Jujur, saya merasa ngeri, ketika melihat kenyataan bahwa lebih dari 80% hutan indonesia telah mengalami kerusakan.
Ditambah lagi saat ini sebagian wilayah Indonesia sedang ditutupi asap akibat pembakaran hutan dan terbakarnya lahan gambut kering. Korbannya bukan hanya hutan beserta ekosistemnya, namun juga penduduk yang tinggal dalam radius ribuan kilometer, bahkan hingga manca negara.
Akar permasalahan dari kondisi ini adalah para pengusaha yang tidak memiliki wawasan lingkungan bekerja sama dengan pemerintah yang korup, untuk mengeruk hasil bumi Indonesia sebesar-besarnya demi kemakmuran mereka dan kroninya.

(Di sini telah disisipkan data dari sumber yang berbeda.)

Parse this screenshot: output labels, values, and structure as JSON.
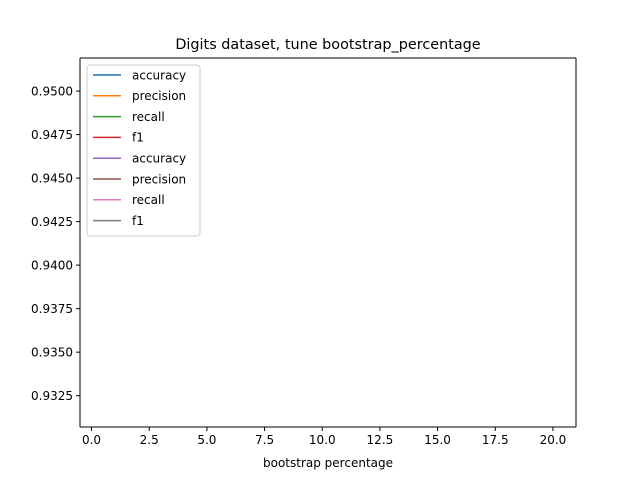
{
  "chart_data": {
    "type": "line",
    "title": "Digits dataset, tune bootstrap_percentage",
    "xlabel": "bootstrap percentage",
    "ylabel": "",
    "xlim": [
      -0.5,
      21
    ],
    "ylim": [
      0.9307,
      0.9519
    ],
    "x_ticks": [
      {
        "value": 0,
        "label": "0.0"
      },
      {
        "value": 2.5,
        "label": "2.5"
      },
      {
        "value": 5,
        "label": "5.0"
      },
      {
        "value": 7.5,
        "label": "7.5"
      },
      {
        "value": 10,
        "label": "10.0"
      },
      {
        "value": 12.5,
        "label": "12.5"
      },
      {
        "value": 15,
        "label": "15.0"
      },
      {
        "value": 17.5,
        "label": "17.5"
      },
      {
        "value": 20,
        "label": "20.0"
      }
    ],
    "y_ticks": [
      {
        "value": 0.9325,
        "label": "0.9325"
      },
      {
        "value": 0.935,
        "label": "0.9350"
      },
      {
        "value": 0.9375,
        "label": "0.9375"
      },
      {
        "value": 0.94,
        "label": "0.9400"
      },
      {
        "value": 0.9425,
        "label": "0.9425"
      },
      {
        "value": 0.945,
        "label": "0.9450"
      },
      {
        "value": 0.9475,
        "label": "0.9475"
      },
      {
        "value": 0.95,
        "label": "0.9500"
      }
    ],
    "grid": false,
    "legend_position": "top-left",
    "series": [
      {
        "name": "accuracy",
        "color": "#1f77b4",
        "points": []
      },
      {
        "name": "precision",
        "color": "#ff7f0e",
        "points": []
      },
      {
        "name": "recall",
        "color": "#2ca02c",
        "points": []
      },
      {
        "name": "f1",
        "color": "#d62728",
        "points": []
      },
      {
        "name": "accuracy",
        "color": "#9467bd",
        "points": []
      },
      {
        "name": "precision",
        "color": "#8c564b",
        "points": []
      },
      {
        "name": "recall",
        "color": "#e377c2",
        "points": []
      },
      {
        "name": "f1",
        "color": "#7f7f7f",
        "points": []
      }
    ]
  }
}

Masih ingatkah, wawancara menteri kehutanan jaman SBY (Zulkifli Hasan) dengan Harrison Ford?
Dalam video tersebut juga ada gambaran kerusakan hutan di Taman Nasional Tesso Nilo. (Video dan terjemahannya pada bagian bawah tulisan saya ini).
Salah satu yang membuat saya kaget adalah kenyataan bahwa perusahaan milik pengusaha-pengusaha yang imagenya bersih seperti Sandiaga Uno yaitu PT Langgam Inti Hibrindo (anak usaha PT. Provident Agro Tbk) merupakan salah satu perusahaan yang melakukan pembakaran lahan dan hutan.
Terus terang tadinya saya sangat bersimpatik dengan Sandiaga Uno dan seringkali mengikuti kiat-kiat sukses beliau melalui You Tube. Sebagai pengusaha saya memang harus belajar dari pengusaha lainnya.
Tentu saja ini mengherankan, bukankan Sandiaga Uno adalah penerima penghargaan PROPER Level Emas dari KLH (Program Peringkat Kinerja Perusahaan dalam Pengelolaan Lingkungan Hidup), 2 tahun berturut-turut pula.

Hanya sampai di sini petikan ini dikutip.